What is a Chapter 14 discharge? ›

This discharge may be given to a soldier upon the following: (1) The soldier's conduct exhibits a pattern of minor military disciplinary. infractions; or. (2) The soldier's conduct exhibits a pattern of discreditable involvement with. civilian authorities or a pattern of conduct prejudicial to good order and discipline.

How does Chapter 15 work? ›

A Chapter 15 case is an ancillary case filed in the United States to serve as a companion to a foreign insolvency proceeding and is initiated by requesting a U.S. bankruptcy court to recognize a foreign proceeding. Without a foreign proceeding, a prospective debtor may not file Chapter 15.

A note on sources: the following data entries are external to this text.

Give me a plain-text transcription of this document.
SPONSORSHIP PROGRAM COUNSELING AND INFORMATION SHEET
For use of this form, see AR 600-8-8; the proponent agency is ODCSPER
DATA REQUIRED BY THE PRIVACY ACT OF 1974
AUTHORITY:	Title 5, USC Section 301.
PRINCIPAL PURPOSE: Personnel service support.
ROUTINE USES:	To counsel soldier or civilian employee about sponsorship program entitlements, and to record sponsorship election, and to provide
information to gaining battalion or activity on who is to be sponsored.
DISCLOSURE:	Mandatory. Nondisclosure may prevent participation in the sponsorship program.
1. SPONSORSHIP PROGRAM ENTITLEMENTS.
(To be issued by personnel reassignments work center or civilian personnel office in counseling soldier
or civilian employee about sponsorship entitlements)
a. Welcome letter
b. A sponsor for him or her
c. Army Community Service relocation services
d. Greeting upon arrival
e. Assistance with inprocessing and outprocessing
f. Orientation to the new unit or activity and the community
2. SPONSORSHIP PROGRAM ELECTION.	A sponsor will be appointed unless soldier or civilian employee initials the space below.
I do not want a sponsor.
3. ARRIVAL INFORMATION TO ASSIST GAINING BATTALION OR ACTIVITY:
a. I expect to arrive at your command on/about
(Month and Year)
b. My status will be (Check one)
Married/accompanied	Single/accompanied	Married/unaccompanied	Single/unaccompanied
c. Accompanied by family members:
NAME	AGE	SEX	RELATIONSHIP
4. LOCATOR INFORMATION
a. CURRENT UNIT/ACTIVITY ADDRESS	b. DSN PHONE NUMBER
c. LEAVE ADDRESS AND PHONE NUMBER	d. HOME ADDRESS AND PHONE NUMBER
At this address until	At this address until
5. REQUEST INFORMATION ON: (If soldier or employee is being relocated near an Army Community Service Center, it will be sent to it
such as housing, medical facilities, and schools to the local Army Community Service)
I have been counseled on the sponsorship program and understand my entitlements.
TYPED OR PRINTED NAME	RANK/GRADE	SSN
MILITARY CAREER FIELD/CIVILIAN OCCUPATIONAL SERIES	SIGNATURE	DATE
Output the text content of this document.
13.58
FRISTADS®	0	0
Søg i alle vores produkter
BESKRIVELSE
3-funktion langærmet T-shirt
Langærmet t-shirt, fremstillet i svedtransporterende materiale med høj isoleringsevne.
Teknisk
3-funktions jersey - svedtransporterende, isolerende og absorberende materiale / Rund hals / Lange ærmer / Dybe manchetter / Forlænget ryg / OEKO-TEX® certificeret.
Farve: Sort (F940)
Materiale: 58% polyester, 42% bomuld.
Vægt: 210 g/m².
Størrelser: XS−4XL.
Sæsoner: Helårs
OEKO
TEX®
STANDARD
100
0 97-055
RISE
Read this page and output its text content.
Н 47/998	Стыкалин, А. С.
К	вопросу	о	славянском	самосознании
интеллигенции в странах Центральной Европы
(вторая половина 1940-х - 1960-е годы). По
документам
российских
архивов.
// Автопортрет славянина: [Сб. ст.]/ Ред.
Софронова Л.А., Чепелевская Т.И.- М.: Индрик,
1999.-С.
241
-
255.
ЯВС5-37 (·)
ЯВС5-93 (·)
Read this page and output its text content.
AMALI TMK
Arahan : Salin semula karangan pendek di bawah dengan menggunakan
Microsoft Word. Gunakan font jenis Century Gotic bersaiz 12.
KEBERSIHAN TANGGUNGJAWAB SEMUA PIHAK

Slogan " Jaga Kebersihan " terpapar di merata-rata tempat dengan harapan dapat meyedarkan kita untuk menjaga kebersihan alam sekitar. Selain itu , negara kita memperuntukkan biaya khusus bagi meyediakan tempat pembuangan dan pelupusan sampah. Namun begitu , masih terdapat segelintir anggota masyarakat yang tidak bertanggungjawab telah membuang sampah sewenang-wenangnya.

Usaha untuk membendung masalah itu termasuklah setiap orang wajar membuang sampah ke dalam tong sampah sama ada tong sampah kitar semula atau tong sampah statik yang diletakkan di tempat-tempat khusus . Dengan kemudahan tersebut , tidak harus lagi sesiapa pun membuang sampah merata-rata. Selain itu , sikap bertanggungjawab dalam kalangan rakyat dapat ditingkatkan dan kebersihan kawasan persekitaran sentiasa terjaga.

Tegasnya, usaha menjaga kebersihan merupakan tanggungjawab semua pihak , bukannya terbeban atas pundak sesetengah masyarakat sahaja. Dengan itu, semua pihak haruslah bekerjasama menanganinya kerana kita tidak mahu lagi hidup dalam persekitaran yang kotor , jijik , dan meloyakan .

Do you lose assets in Chapter 11? ›

Plan proposal. The plan of reorganization is at the heart of Chapter 11 bankruptcy. The plan for reorganization allows a business or an individual to keep their assets while repaying some of their debts over time.

What is the downside to filing Chapter 11? ›

Some Loss of Control Over Business Operations

This generally means that activities like selling, purchasing, refinancing, or leasing major capital assets require court approval.

What can you not do after filing bankruptcy? ›

For example, you can't discharge debts related to recent taxes, alimony, child support, and court orders. You may also not be allowed to keep certain assets, credit cards, or bank accounts, nor can you borrow money without court approval.

How do you benefit from bankruptcy? ›

BENEFITS OF BANKRUPTCY
  1. No longer be considered a debtor, as bankruptcy is your way out of debt.
  2. Stop garnishments, sheriff sales, and all other collection activities.
  3. Stop creditors who have been harassing you.
  4. Eliminate most, if not all, of a person's unsecured debt including medical bills.

Why I should file for bankruptcy? ›

Bankruptcy helps people who can no longer pay their debts get a fresh start by liquidating assets to pay their debts or by creating a repayment plan. Bankruptcy laws also protect financially troubled businesses.

Which chapter is best for bankruptcy? ›

Chapter 7 works very well for many people, especially those who own little property, have predominately credit card balances, medical bills, personal loans, and other debts that get wiped out in bankruptcy.

Why is Chapter 13 bad? ›

Chapter 13 Bankruptcy is Bad For Your Finances

In addition, you have lost the protection that bankruptcy provides, you've paid filing and court fees and owe the attorney. And your credit score has taken a hit for the next seven years.

Why is Chapter 7 bad? ›

Your credit score might take a hit. Some debts can't be erased in Chapter 7. If you have non-exempt property, you might lose it. Co-signers won't be protected.

What is the purpose of Chapter 15? ›

The purpose of Chapter 15, and the Model Law on which it is based, is to provide effective mechanisms for dealing with insolvency cases involving debtors, assets, claimants, and other parties of interest involving more than one country.

What is Chapter 15 military? ›

CHAPTER 15 —MILITARY SUPPORT FOR CIVILIAN LAW ENFORCEMENT AGENCIES. Sec. 271. Use of information collected during military operations.

What is a Chapter 15 case? ›

Chapter 15 – This chapter of the bankruptcy code allows for the recognition in the U.S. of foreign bankruptcy proceedings and access to domestic judicial proceedings by foreign representatives. Find detailed information for all chapters of bankruptcy on the U.S. Courts Bankruptcy Basics Web page.

What does discharge mean after bankruptcies? ›

What is a discharge in bankruptcy? A bankruptcy discharge releases the debtor from personal liability for certain specified types of debts. In other words, the debtor is no longer legally required to pay any debts that are discharged.